In [5]:
# Install dependencies
!pip install transformers datasets torch -q

import os
os.environ["WANDB_DISABLED"] = "true"  # Disable wandb

from transformers import AutoModelForCausalLM, AutoTokenizer, Trainer, TrainingArguments
from datasets import Dataset
import torch

# Load pretrained GPT-2 model and tokenizer
model_name = "gpt2"
tokenizer = AutoTokenizer.from_pretrained(model_name)
model = AutoModelForCausalLM.from_pretrained(model_name)

# Fix: Add pad_token if missing
if tokenizer.pad_token is None:
    tokenizer.pad_token = tokenizer.eos_token
    model.resize_token_embeddings(len(tokenizer))

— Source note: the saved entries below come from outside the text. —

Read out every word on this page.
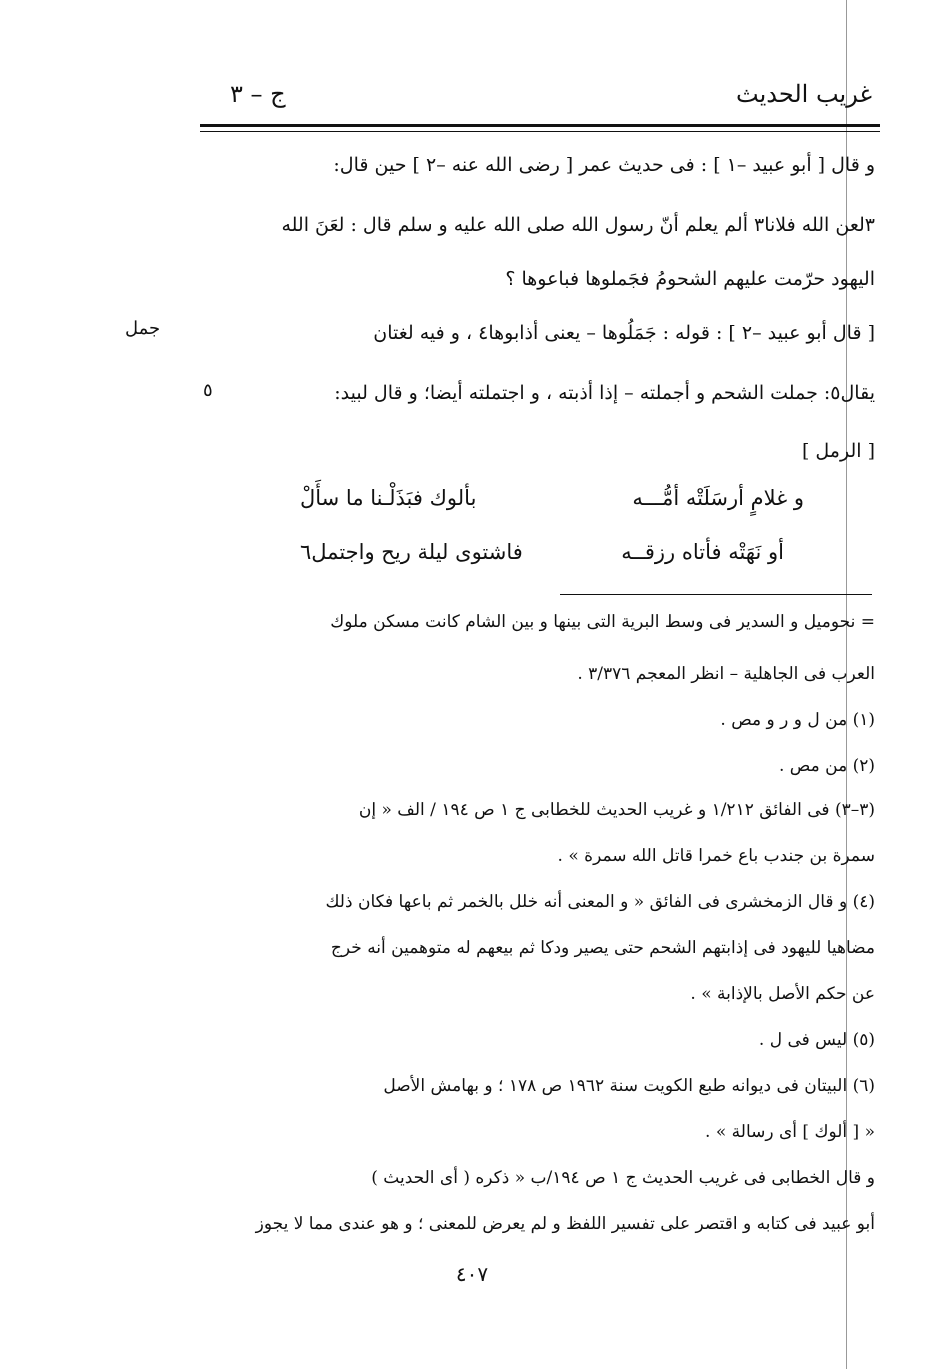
غريب الحديث
ج – ٣
و قال [ أبو عبيد –١ ] : فى حديث عمر [ رضى الله عنه –٢ ] حين قال:
٣لعن الله فلانا٣ ألم يعلم أنّ رسول الله صلى الله عليه و سلم قال : لعَنَ الله
اليهود حرّمت عليهم الشحومُ فجَملوها فباعوها ؟
[ قال أبو عبيد –٢ ] : قوله : جَمَلُوها – يعنى أذابوها٤ ، و فيه لغتان
يقال٥: جملت الشحم و أجملته – إذا أذبته ، و اجتملته أيضا؛ و قال لبيد:
[ الرمل ]
جمل
٥
و غلامٍ أرسَلَتْه أمُّـــه
بألوك فبَذَلْـنا ما سأَلْ
أو نَهَتْه فأتاه رزقــه
فاشتوى ليلة ريح واجتمل٦
= نحوميل و السدير فى وسط البرية التى بينها و بين الشام كانت مسكن ملوك
العرب فى الجاهلية – انظر المعجم ٣/٣٧٦ .
(١) من ل و ر و مص .
(٢) من مص .
(٣–٣) فى الفائق ١/٢١٢ و غريب الحديث للخطابى ج ١ ص ١٩٤ / الف « إن
سمرة بن جندب باع خمرا قاتل الله سمرة » .
(٤) و قال الزمخشرى فى الفائق « و المعنى أنه خلل بالخمر ثم باعها فكان ذلك
مضاهيا لليهود فى إذابتهم الشحم حتى يصير ودكا ثم بيعهم له متوهمين أنه خرج
عن حكم الأصل بالإذابة » .
(٥) ليس فى ل .
(٦) البيتان فى ديوانه طبع الكويت سنة ١٩٦٢ ص ١٧٨ ؛ و بهامش الأصل
« [ ألوك ] أى رسالة » .
و قال الخطابى فى غريب الحديث ج ١ ص ١٩٤/ب « ذكره ( أى الحديث )
أبو عبيد فى كتابه و اقتصر على تفسير اللفظ و لم يعرض للمعنى ؛ و هو عندى مما لا يجوز
٤٠٧
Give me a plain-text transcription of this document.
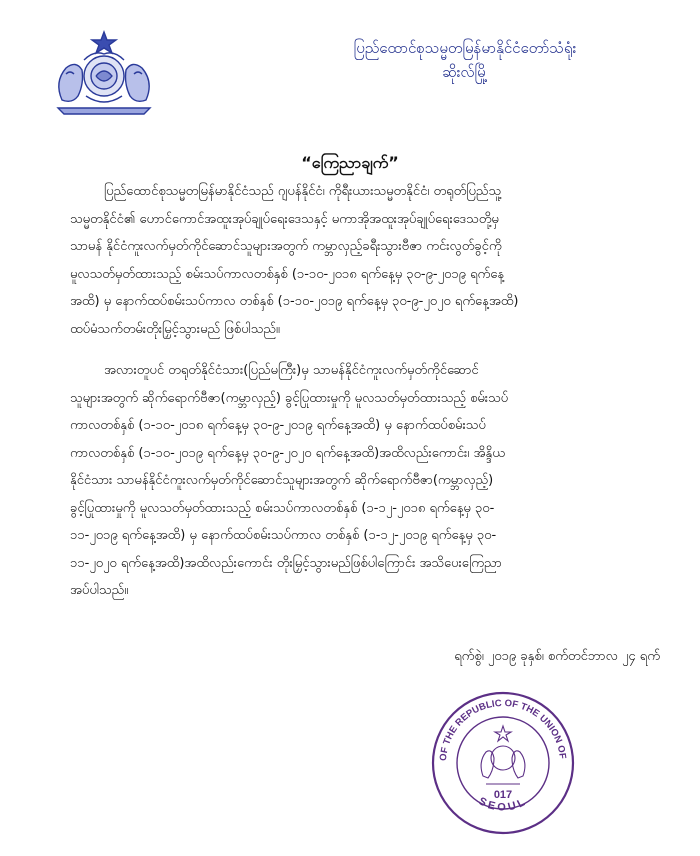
ပြည်ထောင်စုသမ္မတမြန်မာနိုင်ငံတော်သံရုံး
ဆိုးလ်မြို့
“ကြေညာချက်”
ပြည်ထောင်စုသမ္မတမြန်မာနိုင်ငံသည် ဂျပန်နိုင်ငံ၊ ကိုရီးယားသမ္မတနိုင်ငံ၊ တရုတ်ပြည်သူ့
သမ္မတနိုင်ငံ၏ ဟောင်ကောင်အထူးအုပ်ချုပ်ရေးဒေသနှင့် မကာအိုအထူးအုပ်ချုပ်ရေးဒေသတို့မှ
သာမန် နိုင်ငံကူးလက်မှတ်ကိုင်ဆောင်သူများအတွက် ကမ္ဘာလှည့်ခရီးသွားဗီဇာ ကင်းလွတ်ခွင့်ကို
မူလသတ်မှတ်ထားသည့် စမ်းသပ်ကာလတစ်နှစ် (၁-၁၀-၂၀၁၈ ရက်နေ့မှ ၃၀-၉-၂၀၁၉ ရက်နေ့
အထိ) မှ နောက်ထပ်စမ်းသပ်ကာလ တစ်နှစ် (၁-၁၀-၂၀၁၉ ရက်နေ့မှ ၃၀-၉-၂၀၂၀ ရက်နေ့အထိ)
ထပ်မံသက်တမ်းတိုးမြှင့်သွားမည် ဖြစ်ပါသည်။
အလားတူပင် တရုတ်နိုင်ငံသား(ပြည်မကြီး)မှ သာမန်နိုင်ငံကူးလက်မှတ်ကိုင်ဆောင်
သူများအတွက် ဆိုက်ရောက်ဗီဇာ(ကမ္ဘာလှည့်) ခွင့်ပြုထားမှုကို မူလသတ်မှတ်ထားသည့် စမ်းသပ်
ကာလတစ်နှစ် (၁-၁၀-၂၀၁၈ ရက်နေ့မှ ၃၀-၉-၂၀၁၉ ရက်နေ့အထိ) မှ နောက်ထပ်စမ်းသပ်
ကာလတစ်နှစ် (၁-၁၀-၂၀၁၉ ရက်နေ့မှ ၃၀-၉-၂၀၂၀ ရက်နေ့အထိ)အထိလည်းကောင်း၊ အိန္ဒိယ
နိုင်ငံသား သာမန်နိုင်ငံကူးလက်မှတ်ကိုင်ဆောင်သူများအတွက် ဆိုက်ရောက်ဗီဇာ(ကမ္ဘာလှည့်)
ခွင့်ပြုထားမှုကို မူလသတ်မှတ်ထားသည့် စမ်းသပ်ကာလတစ်နှစ် (၁-၁၂-၂၀၁၈ ရက်နေ့မှ ၃၀-
၁၁-၂၀၁၉ ရက်နေ့အထိ) မှ နောက်ထပ်စမ်းသပ်ကာလ တစ်နှစ် (၁-၁၂-၂၀၁၉ ရက်နေ့မှ ၃၀-
၁၁-၂၀၂၀ ရက်နေ့အထိ)အထိလည်းကောင်း တိုးမြှင့်သွားမည်ဖြစ်ပါကြောင်း အသိပေးကြေညာ
အပ်ပါသည်။
ရက်စွဲ၊ ၂၀၁၉ ခုနှစ်၊ စက်တင်ဘာလ ၂၄ ရက်
OF THE REPUBLIC OF THE UNION OF
SEOUL
017
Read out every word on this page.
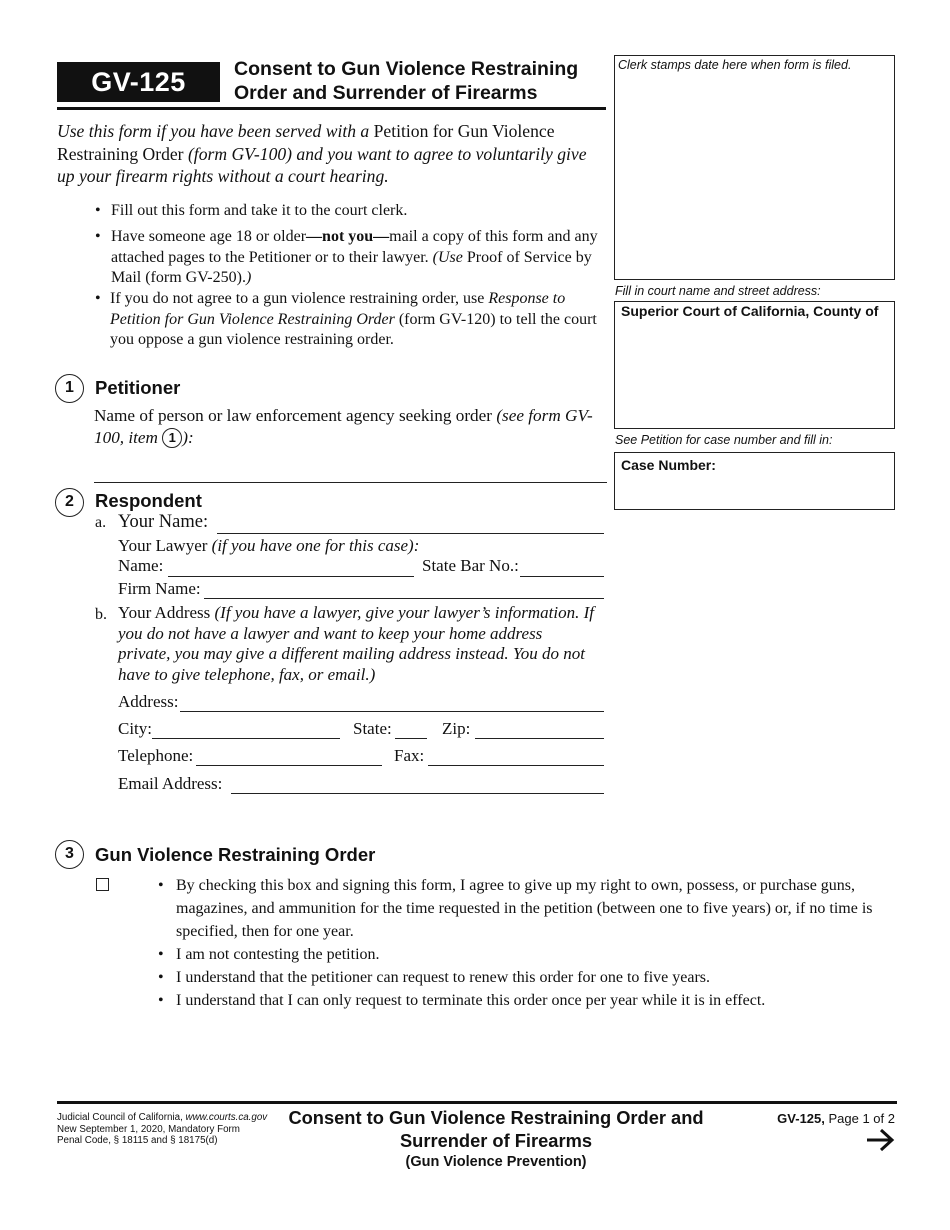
GV-125	Consent to Gun Violence Restraining
Order and Surrender of Firearms
Use this form if you have been served with a Petition for Gun Violence Restraining Order (form GV-100) and you want to agree to voluntarily give up your firearm rights without a court hearing.
• Fill out this form and take it to the court clerk.
• Have someone age 18 or older—not you—mail a copy of this form and any attached pages to the Petitioner or to their lawyer. (Use Proof of Service by Mail (form GV-250).)
• If you do not agree to a gun violence restraining order, use Response to Petition for Gun Violence Restraining Order (form GV-120) to tell the court you oppose a gun violence restraining order.
Clerk stamps date here when form is filed.
Fill in court name and street address:
Superior Court of California, County of
See Petition for case number and fill in:
Case Number:
1	Petitioner
Name of person or law enforcement agency seeking order (see form GV-100, item 1 ):
2	Respondent
a. Your Name:
Your Lawyer (if you have one for this case):
Name:	State Bar No.:
Firm Name:
b. Your Address (If you have a lawyer, give your lawyer’s information. If you do not have a lawyer and want to keep your home address private, you may give a different mailing address instead. You do not have to give telephone, fax, or email.)
Address:
City:	State:	Zip:
Telephone:	Fax:
Email Address:
3	Gun Violence Restraining Order
• By checking this box and signing this form, I agree to give up my right to own, possess, or purchase guns, magazines, and ammunition for the time requested in the petition (between one to five years) or, if no time is specified, then for one year.
• I am not contesting the petition.
• I understand that the petitioner can request to renew this order for one to five years.
• I understand that I can only request to terminate this order once per year while it is in effect.
Judicial Council of California, www.courts.ca.gov
New September 1, 2020, Mandatory Form
Penal Code, § 18115 and § 18175(d)
Consent to Gun Violence Restraining Order and
Surrender of Firearms
(Gun Violence Prevention)
GV-125, Page 1 of 2
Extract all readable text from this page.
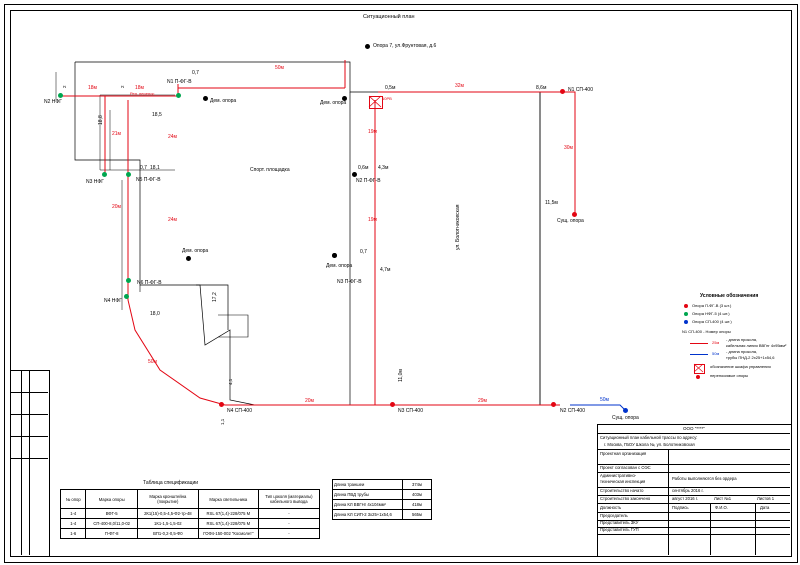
Ситуационный план
Опора 7, ул.Фрунтовая, д.6
N2 НФГ
N1 П-ФГ-В
N3 НФГ	N5 П-ФГ-В
N4 НФГ
N6 П-ФГ-В
N1 СП-400
Сущ. опора
N2 СП-400
N3 СП-400
N4 СП-400
Сущ. опора
N2 П-ФГ-В
N3 П-ФГ-В
Дем. опора	Дем. опора
Дем. опора
Дем. опора
Спорт. площадка
ул. Болотниковская
50м
32м	8,6м
30м
11,5м
19м
19м
0,5м
0,6м 4,3м
0,7
4,7м
0,7
0,7
18,5
18,1
18,8
18,0
21м	24м
24м
20м
50м
20м	29м	50м
18м	18м
11,0м
17,2
1,1
2	2
4,1
10РВ
Рел. перенос
Условные обозначения
Опора П-ФГ-В (3 шт.)
Опора НФГ-5 (4 шт.)
Опора СП-400 (4 шт.)
N1 СП-400 - Номер опоры
25м
- длина прокола,
кабельная линия ВВГнг 4х95мм²
50м - длина прокола,
трубы ПНД-2 2х25+1х54,6
обозначение шкафа управления
переносимые опоры
Таблица спецификации
№ опор	Марка опоры	Марка кронштейна (покрытие)	Марка светильника	Тип цоколя (материалы) кабельного вывода
1-4	ВФГ-5	2К1(15)-0,5-4,5-Ф2-тр-48	RSL 67(1,4)-228/075 М	-
1-4	СП-400-8,0/11,0-02	1К1-1,5-1,5-02	RSL 67(1,4)-228/075 М	-
1-6	П-ФГ-8	ВП1-0,2-0,5-Ф0	ГОФ4-150-002 "Космолет"	-
Длина траншеи	374м
Длина ПВД трубы	403м
Длина КЛ ВВГНг 4х104мм²	418м
Длина КЛ СИП-2 3х25+1х54,6	565м
ООО "****"
Ситуационный план кабельной трассы по адресу:
г. Москва, ГБОУ Школа №, ул. Болотниковская
Проектная организация
Проект согласован с ОЭС
Административно-
техническая инспекция
Работы выполняются без ордера
Строительство начато	сентябрь 2016 г.
Строительство закончено	август 2016 г.
Должность	Подпись	Ф.И.О.	Дата
Председатель
Представитель ЗКУ
Представитель ГУП
Лист №1	Листов 1
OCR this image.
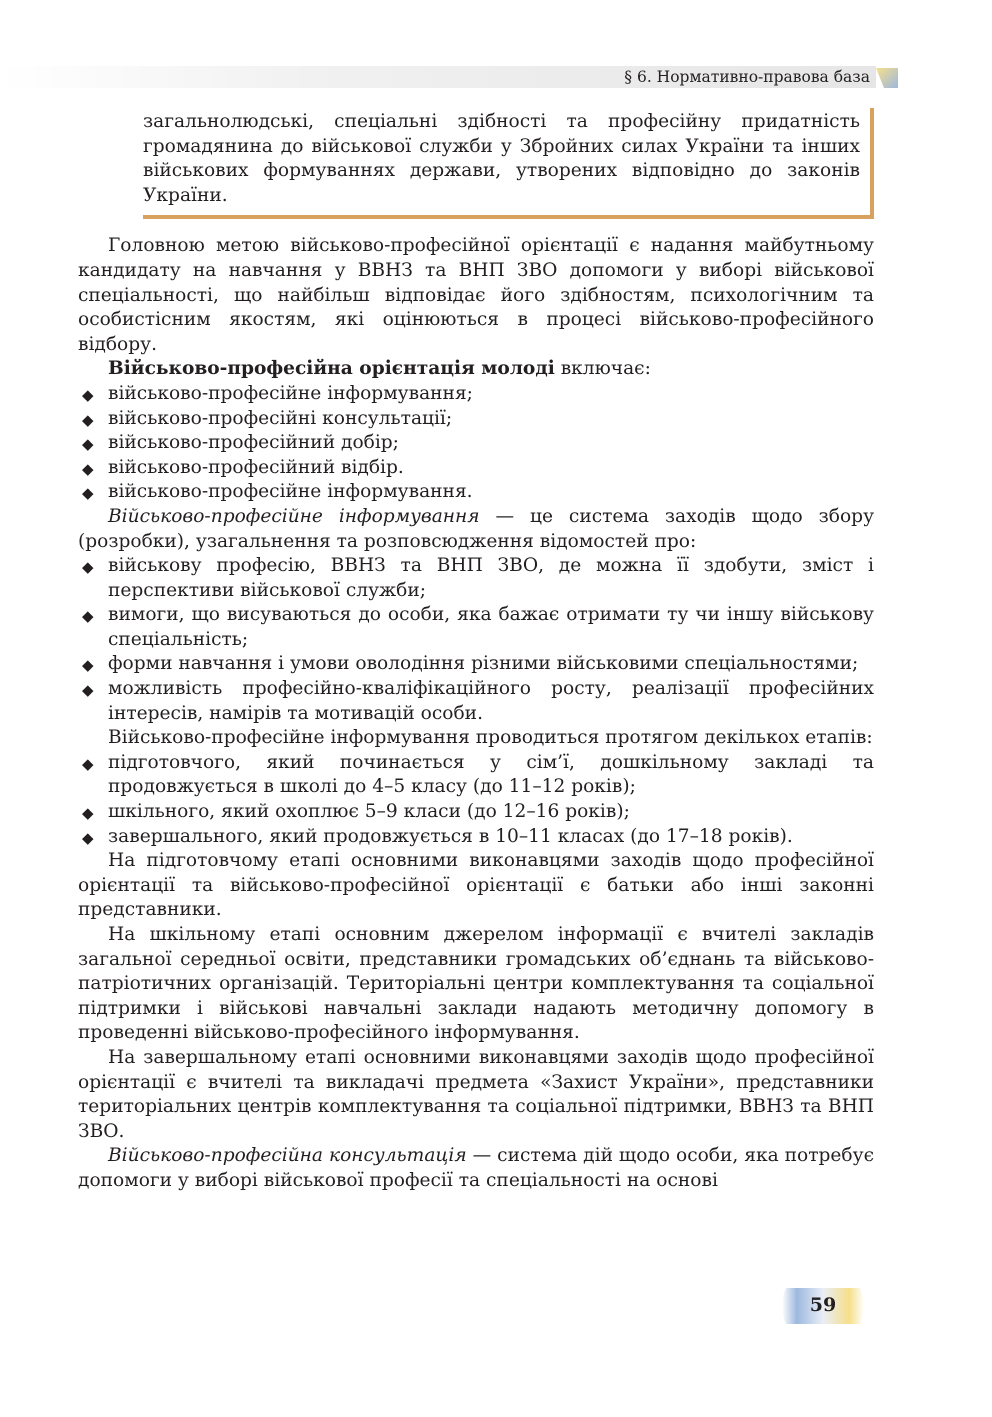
§ 6. Нормативно-правова база

загальнолюдські, спеціальні здібності та професійну придатність громадянина до військової служби у Збройних силах України та інших військових формуваннях держави, утворених відповідно до законів України.

Головною метою військово-професійної орієнтації є надання майбутньому кандидату на навчання у ВВНЗ та ВНП ЗВО допомоги у виборі військової спеціальності, що найбільш відповідає його здібностям, психологічним та особистісним якостям, які оцінюються в процесі військово-професійного відбору.

Військово-професійна орієнтація молоді включає:

◆ військово-професійне інформування;
◆ військово-професійні консультації;
◆ військово-професійний добір;
◆ військово-професійний відбір.
◆ військово-професійне інформування.

Військово-професійне інформування — це система заходів щодо збору (розробки), узагальнення та розповсюдження відомостей про:

◆ військову професію, ВВНЗ та ВНП ЗВО, де можна її здобути, зміст і перспективи військової служби;
◆ вимоги, що висуваються до особи, яка бажає отримати ту чи іншу військову спеціальність;
◆ форми навчання і умови оволодіння різними військовими спеціальностями;
◆ можливість професійно-кваліфікаційного росту, реалізації професійних інтересів, намірів та мотивацій особи.

Військово-професійне інформування проводиться протягом декількох етапів:

◆ підготовчого, який починається у сім’ї, дошкільному закладі та продовжується в школі до 4–5 класу (до 11–12 років);
◆ шкільного, який охоплює 5–9 класи (до 12–16 років);
◆ завершального, який продовжується в 10–11 класах (до 17–18 років).

На підготовчому етапі основними виконавцями заходів щодо професійної орієнтації та військово-професійної орієнтації є батьки або інші законні представники.

На шкільному етапі основним джерелом інформації є вчителі закладів загальної середньої освіти, представники громадських об’єднань та військово-патріотичних організацій. Територіальні центри комплектування та соціальної підтримки і військові навчальні заклади надають методичну допомогу в проведенні військово-професійного інформування.

На завершальному етапі основними виконавцями заходів щодо професійної орієнтації є вчителі та викладачі предмета «Захист України», представники територіальних центрів комплектування та соціальної підтримки, ВВНЗ та ВНП ЗВО.

Військово-професійна консультація — система дій щодо особи, яка потребує допомоги у виборі військової професії та спеціальності на основі

59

# Prepare small custom dataset
custom_data = [
    {"text": "The Open Source community has greatly accelerated the development of LLMs."},
    {"text": "Fine-tuning pretrained models can save significant resources."},
    {"text": "Deployment of optimized models requires less computational power."}
]
dataset = Dataset.from_list(custom_data)

# Tokenize and add labels
def tokenize_fn(example):
    tokens = tokenizer(example["text"], truncation=True, padding='max_length', max_length=128)
    tokens["labels"] = tokens["input_ids"].copy()
    return tokens

tokenized_dataset = dataset.map(tokenize_fn)

# Fine-tuning setup
training_args = TrainingArguments(
    output_dir="./results",
    num_train_epochs=3,
    per_device_train_batch_size=2,
    logging_steps=1,
    logging_dir='./logs',
    save_strategy="epoch",
    report_to="none"
)

trainer = Trainer(
    model=model,
    args=training_args,
    train_dataset=tokenized_dataset
)

# Train the model
trainer.train()

# Inference
prompt = "Leveraging open-source models"
inputs = tokenizer(prompt, return_tensors="pt")

device = torch.device("cuda" if torch.cuda.is_available() else "cpu")
model.to(device)
inputs = {k: v.to(device) for k, v in inputs.items()}

outputs = model.generate(**inputs, max_length=50)
generated_text = tokenizer.decode(outputs[0], skip_special_tokens=True)

print("Generated text:", generated_text)


Map:   0%|          | 0/3 [00:00<?, ? examples/s]

Step,Training Loss
1,9.5202
2,6.511
3,4.4482
4,3.1391
5,1.9115
6,1.2573


Setting `pad_token_id` to `eos_token_id`:50256 for open-end generation.


Generated text: Leveraging open-source models of the future.